Y a María Jesús Montero no se le ha ocurrido mejor manera de inaugurar, de forma no oficial, su campaña de cara a las elecciones en Andalucía que hablar de sí misma en tercera persona.
La ‘Chiqui’ ha usado el ileísmo para presentarse como la salvadora de los andaluces y la candidata mejor preparada en la historia de la comunidad. De hecho, ha dejado entrever que está sobrecualificada para ser una «simple» presidenta autonómica, tras haber sido la mujer con más poder en la historia de la democracia. Aunque es curioso que con tanto poder, no pudo aprobar los Presupuestos Generales del Estado durante los últimos tres años.

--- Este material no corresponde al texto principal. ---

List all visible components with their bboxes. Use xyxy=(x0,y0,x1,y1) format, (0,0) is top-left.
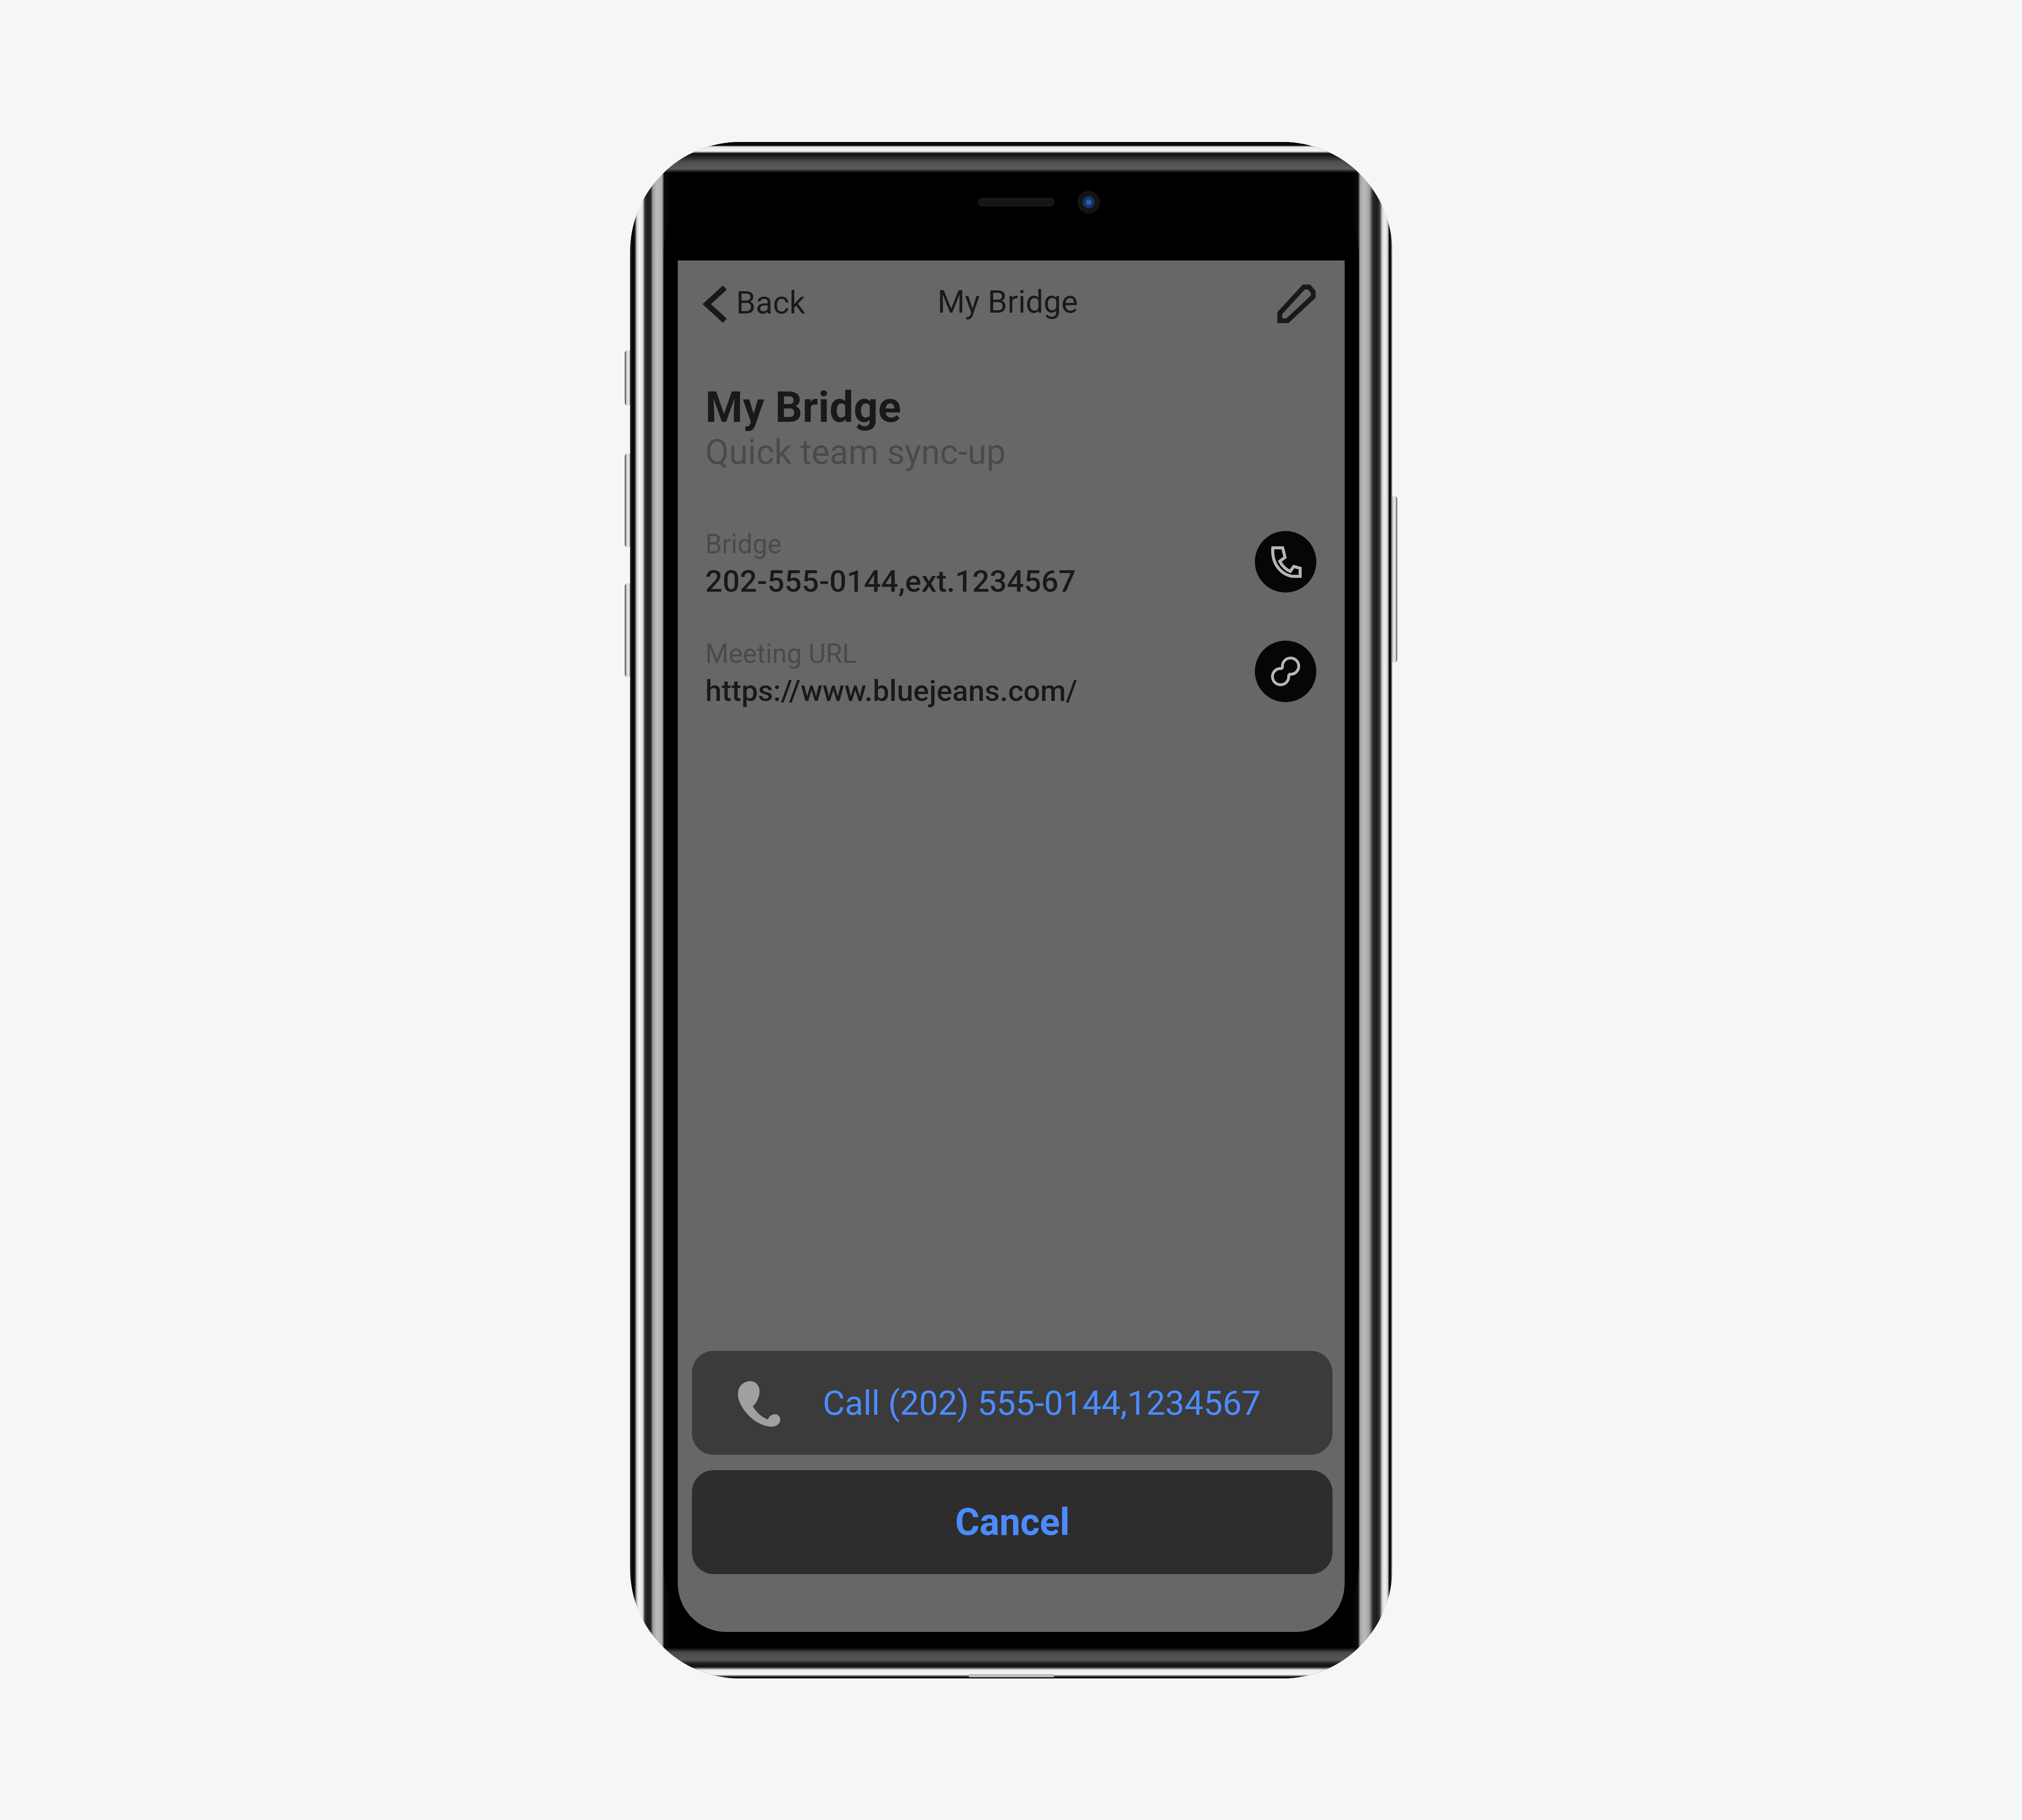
button[interactable]: Call (202) 555-0144,1234567 xyxy=(692,1351,1332,1455)
staticText: https://www.bluejeans.com/ xyxy=(705,673,1078,708)
staticText: Cancel xyxy=(955,1500,1070,1544)
staticText: Meeting URL xyxy=(705,638,857,669)
button[interactable]: Edit xyxy=(1262,269,1331,338)
button[interactable]: Open meeting link xyxy=(1255,641,1316,702)
staticText: My Bridge xyxy=(937,284,1078,320)
staticText: Quick team sync-up xyxy=(705,432,1006,472)
staticText: Call (202) 555-0144,1234567 xyxy=(823,1383,1261,1423)
staticText: 202-555-0144,ext.1234567 xyxy=(705,563,1076,599)
button[interactable]: Cancel xyxy=(692,1470,1332,1574)
staticText: My Bridge xyxy=(705,382,901,432)
staticText: Back xyxy=(736,284,806,321)
staticText: Bridge xyxy=(705,529,782,560)
button[interactable]: Back xyxy=(690,275,819,333)
button[interactable]: Call bridge xyxy=(1255,531,1316,593)
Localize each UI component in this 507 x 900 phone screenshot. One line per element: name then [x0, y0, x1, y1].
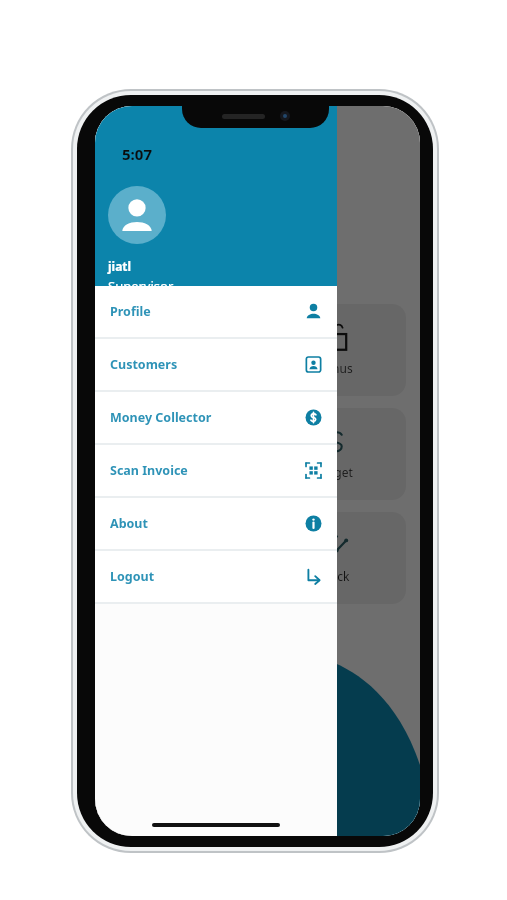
staticText: Supervisor	[108, 277, 174, 286]
other: Scan Invoice	[305, 462, 322, 479]
button[interactable]: Promotion	[109, 512, 251, 604]
staticText: Target	[317, 464, 353, 480]
staticText: Promotion	[150, 568, 210, 584]
staticText: Sales Report	[111, 157, 229, 183]
staticText: Money Collector	[110, 409, 305, 426]
staticText: Profile	[110, 303, 305, 320]
staticText: Bonus	[317, 360, 353, 376]
staticText: Scan Invoice	[110, 462, 305, 479]
staticText: jiatl	[108, 258, 132, 274]
button[interactable]: Stock	[263, 512, 406, 604]
staticText: About	[110, 515, 305, 532]
button[interactable]: Customers	[95, 339, 337, 390]
staticText: 4	[177, 330, 184, 346]
other: Profile	[305, 303, 322, 320]
button[interactable]: Bonus	[263, 304, 406, 396]
staticText: Expense	[156, 360, 204, 376]
other: Logout	[305, 568, 322, 585]
button[interactable]: Target	[263, 408, 406, 500]
staticText: Expense	[156, 464, 204, 480]
other: About	[305, 515, 322, 532]
button[interactable]: Expense	[109, 408, 251, 500]
staticText: Stock	[319, 568, 350, 584]
button[interactable]: Profile	[95, 286, 337, 337]
button[interactable]: About	[95, 498, 337, 549]
staticText: Customers	[110, 356, 305, 373]
other: Customers	[305, 356, 322, 373]
other: Money Collector	[305, 409, 322, 426]
staticText: Logout	[110, 568, 305, 585]
button[interactable]: 4	[109, 304, 251, 396]
button[interactable]: Money Collector	[95, 392, 337, 443]
button[interactable]: Logout	[95, 551, 337, 602]
staticText: 5:07	[122, 144, 152, 164]
button[interactable]: Scan Invoice	[95, 445, 337, 496]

«Lo realmente importante, o por lo menos lo que a mí me inspira y a mí me motiva, es el hecho de que probablemente —y esto en política es bastante inusual— una persona que tiene grandes responsabilidades en el Gobierno, en este caso vicepresidenta primera y ministra de Hacienda, que probablemente ha sido la persona o, sin duda, la mujer con más poder del conjunto de la democracia, que ha tenido responsabilidades que, en definitiva, han supuesto más poder en el conjunto de la democracia, decida presentarse a unas elecciones autonómicas dejando sus cargos institucionales y apostando por Andalucía. Yo misma, en primera persona, de lo que estoy encantada, y el presidente del Gobierno prescindiendo de alguien de su equipo que desarrolla un trabajo importante para el devenir de la legislatura de Pedro Sánchez.
Así que me permiten que yo ponga en valor lo que me parece que tiene más valor, que eso no se ve habitualmente: que una persona con ese recorrido, con ese número de funciones que tiene asignadas, decida venir a Andalucía a disputar unas elecciones autonómicas para rescatar a los ciudadanos andaluces del desgaste y del deterioro de los servicios públicos.
A mí me parece esto en política algo digno de mencionar y me parece que también da, en primera persona, el testimonio de qué entendemos por poder los socialistas, que no es otra cosa que ponernos al servicio en aquellos lugares donde se nos necesita para dar lo mejor de nosotros mismos».